As symbols of failure, take a former council house in south London chopped up into six bedsits, housing association tenants waiting in vain for repairs and private renters searching non-stop for homes

As a symbols of success, take Vienna’s century of genuinely affordable rents, Barcelona’s long-term housing strategy and Singapore’s melding of the market and public ownership.

The Rental Health series stretching across BBC radio and television had all of that and more, from lots of jobs but no homes in the Highlands to the dire state of the rental market in Yorkshire to the mechanics of local housing allowance and Section 21 to people looking for housing alternatives in vans, co-housing and boats.

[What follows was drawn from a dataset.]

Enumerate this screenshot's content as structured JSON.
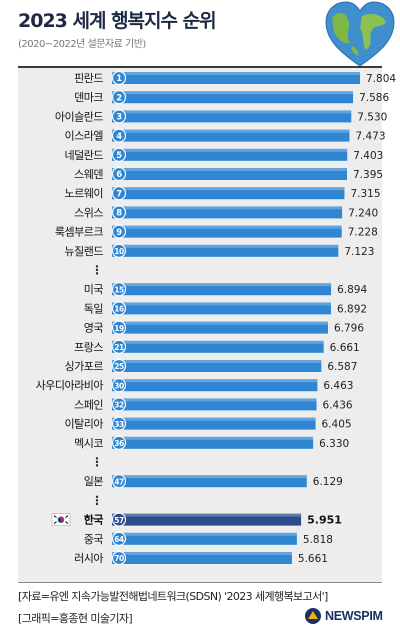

Those symbols of failure don’t come much starker than the three-bedroom council house on the Bampton estate in Forest Hill featured in the brilliantly appalling BBC Panorama documentary What’s Gone Wrong With Our Housing?

The first tenant moved into the home in 1971, bought it under the right to buy for £15,000 in 1984 and sold it for £85,000 in 1988. It is now owned by a private landlord who has converted it into six bedsits rented out for £960 a month each.

Most of what amounts to £60,000 a year in rent is paid in housing benefit by the government that sold it for a quarter of that.

As if that was not enough to make the point, the same private landlord has done the same thing to three other houses in the same terrace and is pocketing £250,000 a year.